Em entrevista concedida em julho de 2002 ao Jornal da Unicamp, o professor Adilson Leite explicou como o cereal pode ser utilizado para esse fim. De acordo com ele, todas as células de um determinado organismo contêm os mesmos genes. Graças aos chamados “promotores”, regiões que determinam em que momento, quantidade e local as substâncias serão produzidas, não ocorre confusão entre as funções que cada uma desempenha. Sabendo disso, o pesquisador e sua equipe tomaram a parte do gene humano que codifica o hormônio do crescimento e a introduziram na região que regula a produção de proteína do milho, chamada de endosperma, cuja função é fornecer nutrientes para o embrião durante a germinação.

Ou seja, os pesquisadores prepararam esse tecido especializado do cereal para produzir o hGH, como se fosse uma proteína a ser armazenada nas sementes, conforme as ordens transmitidas pelo seu trecho regulador. As vantagens de se obter bioprodutos a partir de plantas, explicou à época Adilson Leite, são inúmeras. Duas delas: primeiro, é muito mais barato desenvolver uma planta do que um animal transgênico; segundo, as proteínas originárias das plantas são muito mais seguras do que as de uma bactéria, visto que não há indicação de que causem alguma doença ao homem.

Adilson Leite nasceu em Ponta Grossa (PR). Graduou-se em 1978 em Farmácia e Bioquímica pela Universidade Estadual de Ponta Grossa e doutorou-se em Ciências pelo Instituto de Química da Universidade de São Paulo (USP), em 1984. Ingressou na Unicamp em 1988 para trabalhar como técnico especializado no Laboratório de Biologia Molecular de Plantas do CBMEG. Neste laboratório, juntamente com o professor Paulo Arruda, iniciou seu trabalho de caracterização de proteínas de reserva de sementes de cereais, incluindo estudos da regulação da expressão gênica em sementes.

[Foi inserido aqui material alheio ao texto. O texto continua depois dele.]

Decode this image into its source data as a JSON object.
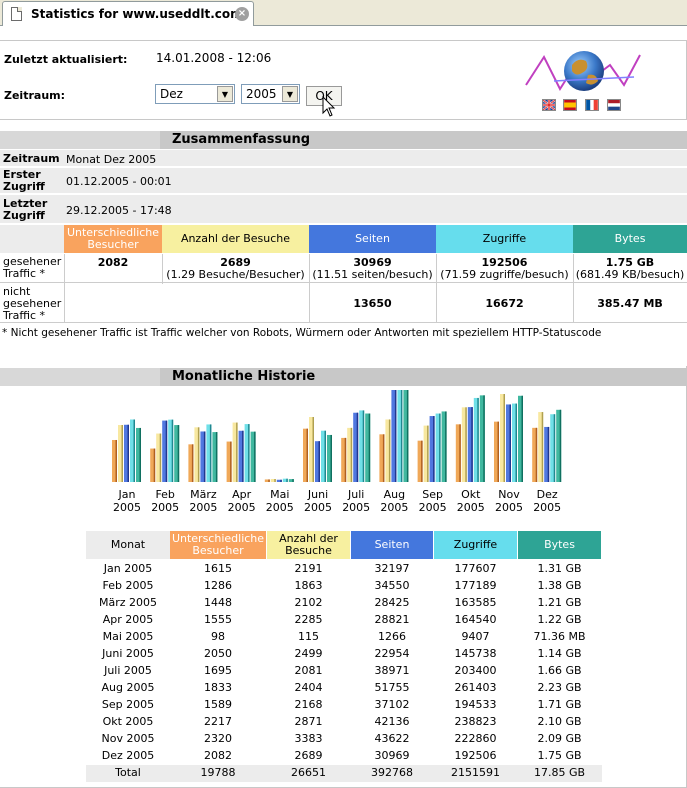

A experiência acumulada com os estudos do fator de transcrição Opaco-2 o habilitou a coordenar em 1999 um projeto de “Data mining” de fatores de transcrição no Banco de Dados do Sucest. Além disso, desenvolveu um sistema que permite a expressão de grandes quantidades de proteínas heterólogas de interesse comercial em sementes de cereais, o que lhe rendeu um pedido de patente no ano 2000. Também recebeu o prêmio de mérito científico e tecnológico do Governo do Estado de São Paulo pela contribuição ao projeto de seqüenciamento genético da Xyllela fastidiosa, em fevereiro de 2000.